A formidable runner over distances from 1500 metres to the marathon, Quax was one of the outstanding New Zealand and international athletes through the 1970’s.
Quax made his international debut at the 1970 Commonwealth Games in Edinburgh where he won the silver medal in the 1500m behind Kip Keino.
At the 1976 Montreal Olympic Games he was second to Lasse Viren in the 5000m and in Stockholm a year later set a world record of 13:12.87 over 5000m.
Quax set a New Zealand 10,000m record of 27:41.95 in London in 1977 which has only recently been broken by the first Zane and then Jake Robertson.
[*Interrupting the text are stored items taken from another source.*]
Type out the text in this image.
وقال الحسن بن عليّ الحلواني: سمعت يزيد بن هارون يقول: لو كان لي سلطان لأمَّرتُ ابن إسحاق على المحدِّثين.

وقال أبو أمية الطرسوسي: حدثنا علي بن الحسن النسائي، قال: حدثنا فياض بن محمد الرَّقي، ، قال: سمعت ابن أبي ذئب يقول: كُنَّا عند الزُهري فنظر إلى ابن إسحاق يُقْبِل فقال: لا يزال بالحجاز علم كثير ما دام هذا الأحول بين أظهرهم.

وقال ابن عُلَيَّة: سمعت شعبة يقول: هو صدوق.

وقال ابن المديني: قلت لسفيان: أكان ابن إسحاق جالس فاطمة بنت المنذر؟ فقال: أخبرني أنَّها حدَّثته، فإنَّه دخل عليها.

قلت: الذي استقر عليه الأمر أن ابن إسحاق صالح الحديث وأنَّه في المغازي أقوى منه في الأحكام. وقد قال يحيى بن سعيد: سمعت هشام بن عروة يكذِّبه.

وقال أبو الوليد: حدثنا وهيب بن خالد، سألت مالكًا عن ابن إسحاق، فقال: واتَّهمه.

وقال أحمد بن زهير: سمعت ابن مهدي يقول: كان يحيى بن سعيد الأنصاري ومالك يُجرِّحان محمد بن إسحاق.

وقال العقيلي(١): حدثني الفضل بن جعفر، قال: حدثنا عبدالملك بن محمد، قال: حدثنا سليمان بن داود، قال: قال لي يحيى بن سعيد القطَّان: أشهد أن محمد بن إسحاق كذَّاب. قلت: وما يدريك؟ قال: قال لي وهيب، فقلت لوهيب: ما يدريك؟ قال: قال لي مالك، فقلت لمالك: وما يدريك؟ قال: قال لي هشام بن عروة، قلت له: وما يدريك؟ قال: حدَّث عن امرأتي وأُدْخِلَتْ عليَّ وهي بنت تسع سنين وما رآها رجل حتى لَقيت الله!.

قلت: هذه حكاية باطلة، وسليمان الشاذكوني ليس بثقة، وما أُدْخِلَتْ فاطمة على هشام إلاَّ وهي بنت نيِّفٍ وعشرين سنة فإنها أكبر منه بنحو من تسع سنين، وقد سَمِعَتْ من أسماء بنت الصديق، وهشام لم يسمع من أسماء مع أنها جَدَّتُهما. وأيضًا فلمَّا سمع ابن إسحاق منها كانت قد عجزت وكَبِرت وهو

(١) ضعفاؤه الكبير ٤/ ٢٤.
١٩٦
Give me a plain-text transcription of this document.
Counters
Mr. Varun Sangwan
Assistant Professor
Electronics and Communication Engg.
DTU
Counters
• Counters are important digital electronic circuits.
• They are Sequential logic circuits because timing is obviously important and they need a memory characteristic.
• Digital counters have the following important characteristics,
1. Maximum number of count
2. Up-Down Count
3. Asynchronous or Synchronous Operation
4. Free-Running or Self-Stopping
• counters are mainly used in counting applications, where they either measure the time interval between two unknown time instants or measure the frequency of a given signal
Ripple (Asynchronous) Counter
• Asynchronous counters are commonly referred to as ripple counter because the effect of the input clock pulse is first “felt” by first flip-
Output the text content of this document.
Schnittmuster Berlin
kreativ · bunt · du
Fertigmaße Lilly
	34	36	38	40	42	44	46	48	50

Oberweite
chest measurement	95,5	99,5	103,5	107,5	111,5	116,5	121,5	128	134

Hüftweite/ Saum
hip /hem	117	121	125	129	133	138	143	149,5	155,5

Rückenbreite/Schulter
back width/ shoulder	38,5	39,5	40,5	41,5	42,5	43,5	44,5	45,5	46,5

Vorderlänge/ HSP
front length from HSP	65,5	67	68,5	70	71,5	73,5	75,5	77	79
He switched to the marathon and in 1979 in Oregon ran the fastest debut over the distance of 2:11:13, and a year later he improved his time to 2:10:47.
In 1972, Quax combined with Kevin Ross, Tony Polhill and Richard Tayler for another world record, the four by one mile in 1972.
He was the New Zealand mile champion in 1969 and 5000m champion for three years from 1972. Late in his career he won the national Road Race championship in 1982.
He was admitted to the New Zealand Sports Hall of Fame in 1990 and again in 2005 as a member of the New Zealand cross country team that won the world title in 1975.
Quax came to New Zealand with his family from the Netherlands in the 1950’s and settled in the Waikato. His interest in running developed while attending Hamilton Boys’ High School.
Quax continued his involvement in the sport as a coach and promoter. He coached his son Theo, the 2017 national Under 20 road and 1500m champion
He has been an Auckland City Councillor since 2011 and was recently made Patron of the New Zealand Secondary Schools Athletics Association.
Athletics New Zealand offers its condolences to the Quax family on the loss of their husband and father who will be sorely missed in the athletics world.